How Building New Parking Creates New Headaches
The average price of building a 145,000-square-foot parking garage is almost $8.6 million. That cost jumps higher in densely-populated suburbs and cities where land is especially expensive. In fact, a single parking space could cost up to $45,000 just to build.
Finding available space to build a garage is a challenge in itself. That’s why land is often among the most expensive components of building a garage or lot. And while it might be tempting to add parking underground, digging causes prices to skyrocket. In Boston, for instance, the cost for a single subterranean parking space is roughly $31,000.
Financing such a project is also difficult. Poor market conditions can turn funders away and drive down the number of bids received by a municipality. The swings of the markets can negatively affect a proposed parking garage’s funding, quality and construction timeline, which could become root reasons for greater problems down the line.
Construction of a parking deck typically takes months and sometimes years. A 625-space garage took Chicago 18 months to build. Motorists, businesses and residents are likely to feel each minute of that process, as the work affects their daily routines.
Perhaps most concerning, new parking garages are known to go unused. Such stories have cropped up across the country, from empty parking garages outside Yankee Stadium that lost $31.2 million last year to a $20 million bust in Honolulu, Hawaii. As the Project for Public Spaces notes, some municipalities come to find that “the growing number of surface lots and parking structures has choked out the very reason people drove there in the first place.”
How New Technology Can Improve Parking
Yet most municipalities have enough parking – they just need to utilize it correctly. Rather than pouring millions of dollars into a new garage, they can install technologies that identify available spaces to make existing parking garages more efficient and driver-friendly.
Tools like level guidance systems, for instance, use magnetic loop detectors installed at the entrance of each floor to monitor the number of vehicles entering and exiting. Simultaneously, real-time LED signs alert drivers to levels with open parking spaces. Parking guidance systems additionally use sensors above each parking space and green and red lights to guide drivers directly to the open spots.
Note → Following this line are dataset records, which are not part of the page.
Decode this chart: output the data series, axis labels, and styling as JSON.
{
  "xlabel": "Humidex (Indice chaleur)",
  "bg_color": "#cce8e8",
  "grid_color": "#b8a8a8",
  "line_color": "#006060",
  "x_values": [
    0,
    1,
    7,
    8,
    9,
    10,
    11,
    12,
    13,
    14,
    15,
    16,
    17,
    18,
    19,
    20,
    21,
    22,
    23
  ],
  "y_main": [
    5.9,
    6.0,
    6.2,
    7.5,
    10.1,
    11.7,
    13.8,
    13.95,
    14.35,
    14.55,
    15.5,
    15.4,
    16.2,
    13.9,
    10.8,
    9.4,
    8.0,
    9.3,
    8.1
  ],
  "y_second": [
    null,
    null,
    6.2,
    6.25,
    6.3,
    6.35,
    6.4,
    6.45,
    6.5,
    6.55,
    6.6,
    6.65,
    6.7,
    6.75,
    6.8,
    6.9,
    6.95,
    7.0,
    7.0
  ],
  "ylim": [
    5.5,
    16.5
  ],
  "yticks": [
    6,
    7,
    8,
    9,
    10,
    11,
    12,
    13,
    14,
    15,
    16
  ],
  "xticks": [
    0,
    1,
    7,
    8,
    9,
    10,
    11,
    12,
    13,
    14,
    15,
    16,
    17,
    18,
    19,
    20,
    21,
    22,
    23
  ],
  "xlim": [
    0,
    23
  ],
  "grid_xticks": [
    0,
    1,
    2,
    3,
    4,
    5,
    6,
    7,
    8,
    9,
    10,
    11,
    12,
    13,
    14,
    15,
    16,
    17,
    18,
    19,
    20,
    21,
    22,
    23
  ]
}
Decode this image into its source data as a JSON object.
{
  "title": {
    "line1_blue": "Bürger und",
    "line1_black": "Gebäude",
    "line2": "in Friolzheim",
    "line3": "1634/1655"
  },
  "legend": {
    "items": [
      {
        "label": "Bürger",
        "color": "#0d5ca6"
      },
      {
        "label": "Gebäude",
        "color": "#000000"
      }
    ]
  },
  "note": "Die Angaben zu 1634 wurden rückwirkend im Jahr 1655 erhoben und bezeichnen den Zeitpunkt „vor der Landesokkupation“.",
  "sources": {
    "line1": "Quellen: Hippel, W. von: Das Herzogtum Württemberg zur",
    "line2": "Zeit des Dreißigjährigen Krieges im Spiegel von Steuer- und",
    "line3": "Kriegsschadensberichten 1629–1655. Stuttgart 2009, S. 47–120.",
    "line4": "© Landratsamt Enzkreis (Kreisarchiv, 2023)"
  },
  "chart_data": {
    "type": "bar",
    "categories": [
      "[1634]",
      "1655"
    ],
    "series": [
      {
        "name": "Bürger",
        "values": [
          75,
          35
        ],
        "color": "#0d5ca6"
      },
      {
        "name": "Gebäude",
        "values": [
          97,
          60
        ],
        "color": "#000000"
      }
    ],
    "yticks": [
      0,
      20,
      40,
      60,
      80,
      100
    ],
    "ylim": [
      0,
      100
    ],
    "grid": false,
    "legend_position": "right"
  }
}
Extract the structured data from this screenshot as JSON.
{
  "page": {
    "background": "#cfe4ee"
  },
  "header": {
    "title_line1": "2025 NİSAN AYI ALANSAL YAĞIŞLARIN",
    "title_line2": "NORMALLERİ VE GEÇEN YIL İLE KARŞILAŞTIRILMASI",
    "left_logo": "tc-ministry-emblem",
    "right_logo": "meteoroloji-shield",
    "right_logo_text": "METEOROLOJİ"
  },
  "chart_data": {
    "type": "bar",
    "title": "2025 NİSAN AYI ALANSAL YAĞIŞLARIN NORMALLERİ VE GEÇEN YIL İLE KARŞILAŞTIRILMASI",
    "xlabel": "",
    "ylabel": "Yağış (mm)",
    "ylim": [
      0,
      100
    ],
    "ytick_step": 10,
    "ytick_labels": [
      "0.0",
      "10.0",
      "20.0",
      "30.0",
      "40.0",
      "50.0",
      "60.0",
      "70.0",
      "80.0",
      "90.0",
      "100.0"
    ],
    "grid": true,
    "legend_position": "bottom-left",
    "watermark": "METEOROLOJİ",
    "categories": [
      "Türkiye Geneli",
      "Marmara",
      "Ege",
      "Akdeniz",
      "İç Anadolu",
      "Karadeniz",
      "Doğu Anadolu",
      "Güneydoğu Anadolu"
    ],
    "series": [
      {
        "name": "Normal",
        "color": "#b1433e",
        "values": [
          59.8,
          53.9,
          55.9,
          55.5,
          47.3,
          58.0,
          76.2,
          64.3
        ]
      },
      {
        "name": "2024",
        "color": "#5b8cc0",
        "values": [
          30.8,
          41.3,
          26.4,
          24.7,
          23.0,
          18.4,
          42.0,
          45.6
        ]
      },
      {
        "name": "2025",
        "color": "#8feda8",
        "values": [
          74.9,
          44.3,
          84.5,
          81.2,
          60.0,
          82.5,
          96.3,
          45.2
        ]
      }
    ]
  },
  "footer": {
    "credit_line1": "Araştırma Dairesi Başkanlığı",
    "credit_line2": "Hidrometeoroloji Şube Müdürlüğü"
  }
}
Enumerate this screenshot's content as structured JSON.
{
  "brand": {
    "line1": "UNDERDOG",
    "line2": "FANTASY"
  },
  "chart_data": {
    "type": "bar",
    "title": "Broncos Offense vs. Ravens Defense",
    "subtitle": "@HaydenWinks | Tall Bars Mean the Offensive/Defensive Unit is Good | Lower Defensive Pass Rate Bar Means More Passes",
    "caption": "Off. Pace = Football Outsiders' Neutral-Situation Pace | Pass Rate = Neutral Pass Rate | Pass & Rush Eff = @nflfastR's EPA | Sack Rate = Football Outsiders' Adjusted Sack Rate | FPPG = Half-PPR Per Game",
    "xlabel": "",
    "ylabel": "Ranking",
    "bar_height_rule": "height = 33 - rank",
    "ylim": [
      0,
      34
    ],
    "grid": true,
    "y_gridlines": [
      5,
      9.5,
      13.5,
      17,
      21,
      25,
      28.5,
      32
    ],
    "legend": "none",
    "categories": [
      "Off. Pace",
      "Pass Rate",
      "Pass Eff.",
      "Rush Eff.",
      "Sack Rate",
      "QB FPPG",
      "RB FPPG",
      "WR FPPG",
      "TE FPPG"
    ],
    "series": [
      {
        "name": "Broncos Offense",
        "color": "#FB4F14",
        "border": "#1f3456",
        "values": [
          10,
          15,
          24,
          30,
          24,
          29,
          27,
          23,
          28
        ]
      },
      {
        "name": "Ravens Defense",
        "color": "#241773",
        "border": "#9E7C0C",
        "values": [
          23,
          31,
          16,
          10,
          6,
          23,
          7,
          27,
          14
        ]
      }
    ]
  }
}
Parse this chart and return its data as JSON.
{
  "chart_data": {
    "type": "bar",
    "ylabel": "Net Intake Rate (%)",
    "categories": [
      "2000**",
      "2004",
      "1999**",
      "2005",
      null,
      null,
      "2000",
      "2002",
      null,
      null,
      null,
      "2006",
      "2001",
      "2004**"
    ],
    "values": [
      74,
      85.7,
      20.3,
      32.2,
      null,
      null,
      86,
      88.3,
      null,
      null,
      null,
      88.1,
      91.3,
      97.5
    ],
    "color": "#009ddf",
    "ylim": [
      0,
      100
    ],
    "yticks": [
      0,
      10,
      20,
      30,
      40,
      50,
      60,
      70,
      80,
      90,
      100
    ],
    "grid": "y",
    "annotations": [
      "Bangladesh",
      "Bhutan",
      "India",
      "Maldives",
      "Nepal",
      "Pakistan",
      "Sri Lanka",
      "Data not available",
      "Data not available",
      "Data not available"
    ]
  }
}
These simple steps actively help drivers make the most out of every space the municipality has available. Drivers don’t give up and turn around, like more than half of all motorists have admitted to doing, when they’re given immediate information on available spaces.
Automated parking systems also relieve the burden on the municipal bank account. As opposed to communities that opt to build standard parking decks, owners of retrofitted garages don’t need to hire additional employees. What’s more, automation may even eliminate or reduce the necessity of some existing jobs.
These systems can be set up quickly and easily. Parking garages may also remain open during installation. That destroys the potential for disruption to the businesses, residents and visitors who rely on these facilities for income, shopping and pleasure.
By opting to use new parking systems, municipalities and others show that they make decisions with the future in mind. Why continue to walk down failed paths when high-tech, budget-friendly options exist?
Parking doesn’t need to be a problem, and solving a community’s parking issue doesn’t need to be a pain.